Author Madequi published on September 3, 2014 |
Recently, Gigaom senior editor Derrick Harris published an article titled "The Hadoop Task is about to be able to run easily and safely in the Docker container." At the beginning of the article, Hadoop start-up Altiscale will turn Docker into a suitable environment for running Hadoop tasks, and is nearing completion. Now, one of the biggest unresolved issues is network security.
Raymie Stata is a former Yahoo CTO and a founding member of Artiscale, the Hadoop-service start-up. He and another engineer, Dinesh Subhraveti, briefed Harris on their work.

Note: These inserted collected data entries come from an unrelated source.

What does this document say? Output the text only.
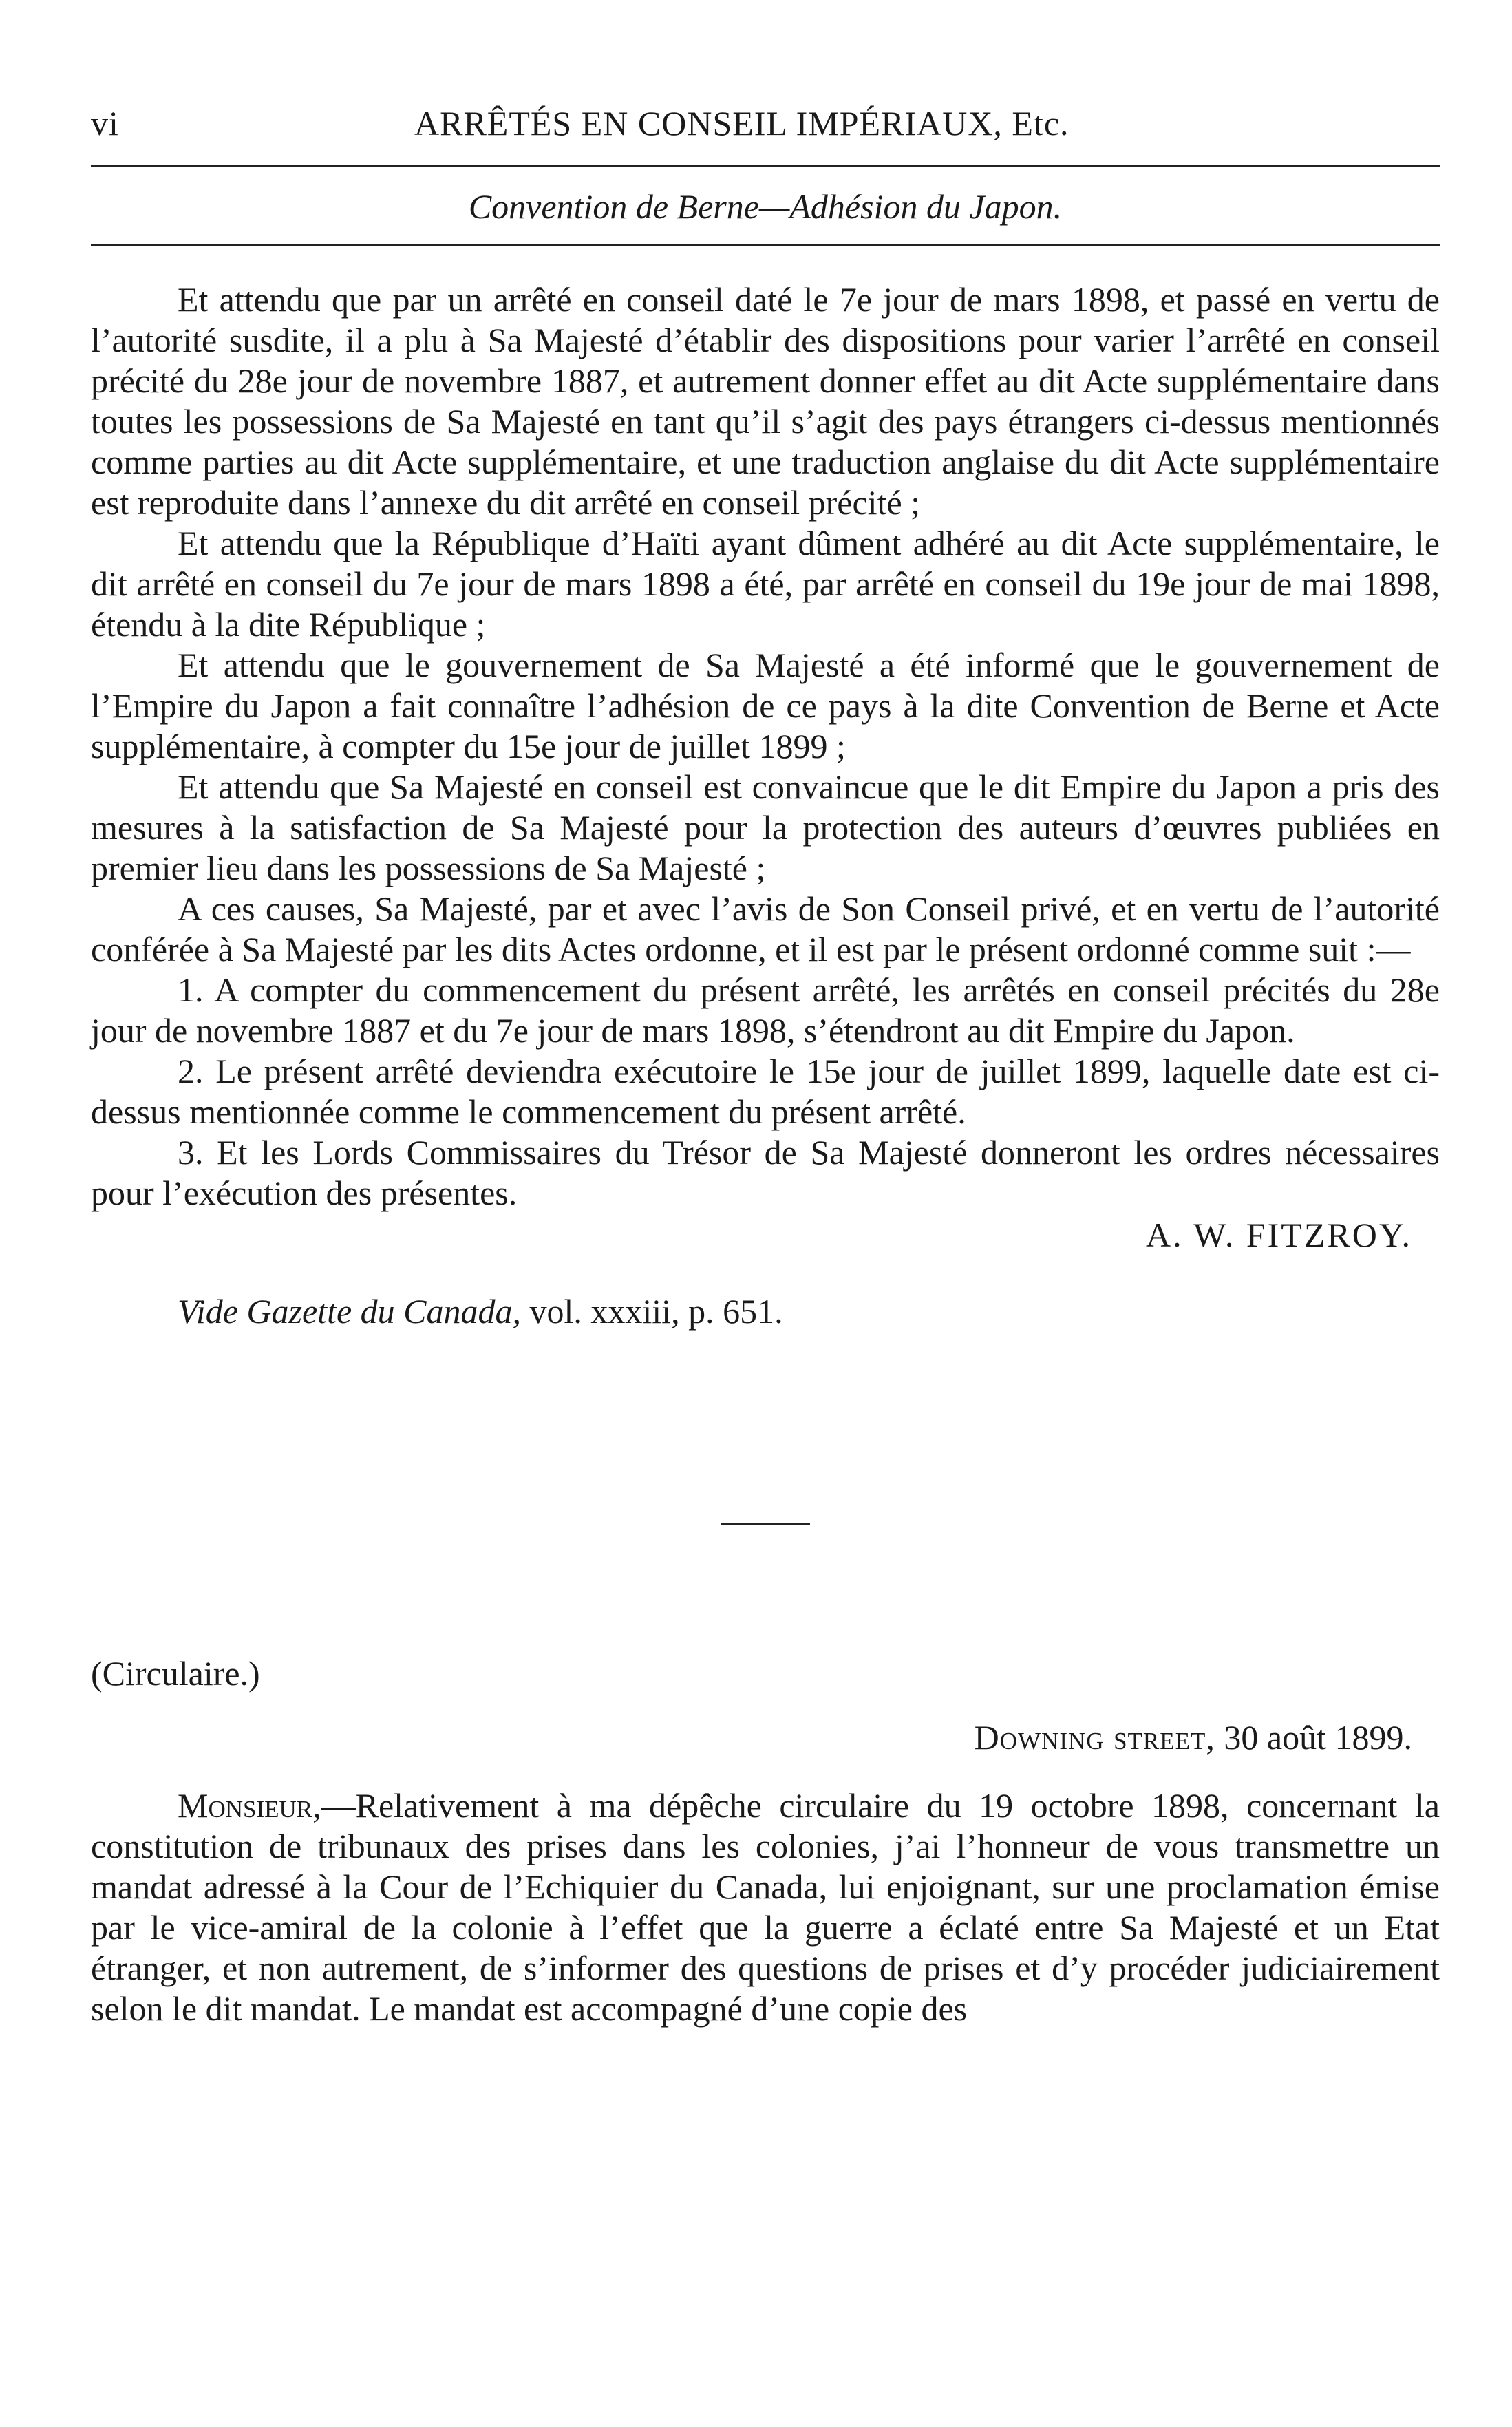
vi	ARRÊTÉS EN CONSEIL IMPÉRIAUX, Etc.
Convention de Berne—Adhésion du Japon.

Et attendu que par un arrêté en conseil daté le 7e jour de mars 1898, et passé en vertu de l’autorité susdite, il a plu à Sa Majesté d’établir des dispositions pour varier l’arrêté en conseil précité du 28e jour de novembre 1887, et autrement donner effet au dit Acte supplémentaire dans toutes les possessions de Sa Majesté en tant qu’il s’agit des pays étrangers ci-dessus mentionnés comme parties au dit Acte supplémentaire, et une traduction anglaise du dit Acte supplémentaire est reproduite dans l’annexe du dit arrêté en conseil précité ;

Et attendu que la République d’Haïti ayant dûment adhéré au dit Acte supplémentaire, le dit arrêté en conseil du 7e jour de mars 1898 a été, par arrêté en conseil du 19e jour de mai 1898, étendu à la dite République ;

Et attendu que le gouvernement de Sa Majesté a été informé que le gouvernement de l’Empire du Japon a fait connaître l’adhésion de ce pays à la dite Convention de Berne et Acte supplémentaire, à compter du 15e jour de juillet 1899 ;

Et attendu que Sa Majesté en conseil est convaincue que le dit Empire du Japon a pris des mesures à la satisfaction de Sa Majesté pour la protection des auteurs d’œuvres publiées en premier lieu dans les possessions de Sa Majesté ;

A ces causes, Sa Majesté, par et avec l’avis de Son Conseil privé, et en vertu de l’autorité conférée à Sa Majesté par les dits Actes ordonne, et il est par le présent ordonné comme suit :—

1. A compter du commencement du présent arrêté, les arrêtés en conseil précités du 28e jour de novembre 1887 et du 7e jour de mars 1898, s’étendront au dit Empire du Japon.

2. Le présent arrêté deviendra exécutoire le 15e jour de juillet 1899, laquelle date est ci-dessus mentionnée comme le commencement du présent arrêté.

3. Et les Lords Commissaires du Trésor de Sa Majesté donneront les ordres nécessaires pour l’exécution des présentes.

A. W. FITZROY.
Vide Gazette du Canada, vol. xxxiii, p. 651.
(Circulaire.)
Downing street, 30 août 1899.

Monsieur,—Relativement à ma dépêche circulaire du 19 octobre 1898, concernant la constitution de tribunaux des prises dans les colonies, j’ai l’honneur de vous transmettre un mandat adressé à la Cour de l’Echiquier du Canada, lui enjoignant, sur une proclamation émise par le vice-amiral de la colonie à l’effet que la guerre a éclaté entre Sa Majesté et un Etat étranger, et non autrement, de s’informer des questions de prises et d’y procéder judiciairement selon le dit mandat. Le mandat est accompagné d’une copie des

According to Stata, they are working closely with the Docker community to promote Docker integration with yarn. This, he argues, is important for any enterprise that needs to deal with a multi-tenant hadoop environment. Docker can not only provide a fast, standard way to deploy applications to yarn, but also to implement isolation between applications. This is important both in terms of security and performance. The following is a schematic diagram of the Docker container running the application:
However, Subhraveti points out that before implementing Docker integration with yarn, a major improvement is to introduce user namespaces into Docker, ensuring that applications with root permissions do not compromise the host, make it unsafe, or degrade the performance of other containers. The work may not be complete until the end of the year, when Hadoop users should be able to run Docker containers on yarn and not worry about security issues.
Recently, there have been more discussions about Docker. Readers who are interested in Docker can read another article published by Gigaom earlier, the ideal time for Docker to seize open source as the darling of the clouds.